Tourist Trail: Okwe and Senay's flat is located in Dalston, and the sweatshop where she finds work is down in Greenwich, but the film's most prominent location, the fictional Baltic Hotel, shot its exteriors at 4 Whitehall Court, near Charing Cross station.
"Attack The Block" (2011)
And to close off, a film that's very recent, but one that in many ways owes a debt to much of the great cinema of London. The ragtag bunch of teen criminals and their own perma-stoned Fagin (Nick Frost) might have a little more edge than The Artful Dodger and co, but still owe a good deal to "Oliver Twist," while the way in which they come together with middle-class nurse Sam (Jodie Whittaker) and posh boy Brewis (Luke Treadaway) to battle an alien invasion is reminiscent of the pull-together Blitz spirit of something like "Passport To Pimlico." And the way that the tone marries social realism with horror-comedy certainly owes a debt to "An American Werewolf In London." The film's message -- that we should stop demonizing our youth, even in their indiscretions -- gained added relevance in last summer's riots, but that aside, it's still a raucously entertaining film that deservedly made director Joe Cornish one of the most hotly sought-after filmmakers around, and that fact makes us think that, as the years go on, its place among the other films here will be cemented more and more.
Tourist Trail: The film shot all over Joe Cornish's old stomping ground of South London, with locations in Brixton and Peckham, among others, while the opening sequence was filmed by Oval tube station.
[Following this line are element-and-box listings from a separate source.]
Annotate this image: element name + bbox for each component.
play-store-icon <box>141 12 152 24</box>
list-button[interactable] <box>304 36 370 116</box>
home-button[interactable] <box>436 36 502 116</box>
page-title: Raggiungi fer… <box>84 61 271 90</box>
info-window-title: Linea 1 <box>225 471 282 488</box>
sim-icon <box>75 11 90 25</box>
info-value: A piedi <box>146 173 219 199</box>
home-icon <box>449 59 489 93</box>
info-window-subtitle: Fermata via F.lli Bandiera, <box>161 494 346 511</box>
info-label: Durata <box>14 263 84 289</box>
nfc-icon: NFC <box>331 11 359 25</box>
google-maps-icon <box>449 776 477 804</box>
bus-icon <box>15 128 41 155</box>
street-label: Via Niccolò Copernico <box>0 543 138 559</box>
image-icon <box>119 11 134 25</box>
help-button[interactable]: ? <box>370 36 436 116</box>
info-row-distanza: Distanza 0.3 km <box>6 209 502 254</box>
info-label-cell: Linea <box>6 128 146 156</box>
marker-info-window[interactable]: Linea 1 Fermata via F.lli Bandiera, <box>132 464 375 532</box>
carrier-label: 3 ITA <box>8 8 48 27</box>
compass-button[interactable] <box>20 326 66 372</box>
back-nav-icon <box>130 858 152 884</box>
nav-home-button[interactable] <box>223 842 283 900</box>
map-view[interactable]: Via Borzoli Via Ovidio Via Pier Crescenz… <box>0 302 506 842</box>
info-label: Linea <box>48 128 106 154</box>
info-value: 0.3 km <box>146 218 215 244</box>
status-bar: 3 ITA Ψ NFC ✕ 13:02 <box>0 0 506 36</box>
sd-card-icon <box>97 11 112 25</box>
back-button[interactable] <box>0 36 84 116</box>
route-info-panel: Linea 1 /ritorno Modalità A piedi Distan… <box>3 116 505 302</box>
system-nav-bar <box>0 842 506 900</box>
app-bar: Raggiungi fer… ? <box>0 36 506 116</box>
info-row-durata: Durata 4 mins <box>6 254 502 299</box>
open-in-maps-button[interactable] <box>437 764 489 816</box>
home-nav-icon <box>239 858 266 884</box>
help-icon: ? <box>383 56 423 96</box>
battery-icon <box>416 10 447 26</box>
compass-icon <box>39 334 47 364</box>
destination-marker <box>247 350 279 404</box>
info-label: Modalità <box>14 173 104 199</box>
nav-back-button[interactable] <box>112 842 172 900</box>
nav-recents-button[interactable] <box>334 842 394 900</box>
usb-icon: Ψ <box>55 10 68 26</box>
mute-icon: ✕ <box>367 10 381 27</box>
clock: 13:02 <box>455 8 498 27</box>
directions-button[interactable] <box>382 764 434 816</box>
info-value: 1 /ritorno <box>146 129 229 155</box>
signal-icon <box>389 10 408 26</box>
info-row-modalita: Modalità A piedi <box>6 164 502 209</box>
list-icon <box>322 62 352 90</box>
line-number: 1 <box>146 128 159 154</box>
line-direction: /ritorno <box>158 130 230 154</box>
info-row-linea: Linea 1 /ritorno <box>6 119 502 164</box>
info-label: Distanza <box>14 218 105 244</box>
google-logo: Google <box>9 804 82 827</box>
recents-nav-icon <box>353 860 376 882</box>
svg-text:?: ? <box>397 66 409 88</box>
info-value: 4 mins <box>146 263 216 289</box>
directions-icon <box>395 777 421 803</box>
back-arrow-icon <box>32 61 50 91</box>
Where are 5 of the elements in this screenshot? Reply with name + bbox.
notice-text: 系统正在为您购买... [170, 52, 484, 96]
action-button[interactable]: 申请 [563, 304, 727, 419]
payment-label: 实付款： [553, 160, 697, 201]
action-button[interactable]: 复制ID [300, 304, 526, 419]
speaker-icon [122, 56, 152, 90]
For us, the most memorable location is the expansive Heygate Estate, where much of the bike chase was filmed. But that's possibly because we used to live next door to it. The estate, which also served as a location for films like "Harry Brown" and Clint Eastwood's "Hereafter," is in the process of being demolished, so hurry along if you want to see it. The area, Elephant & Castle, was also the birthplace of Charlie Chaplin and Michael Caine, so it's steeped in film history as it is.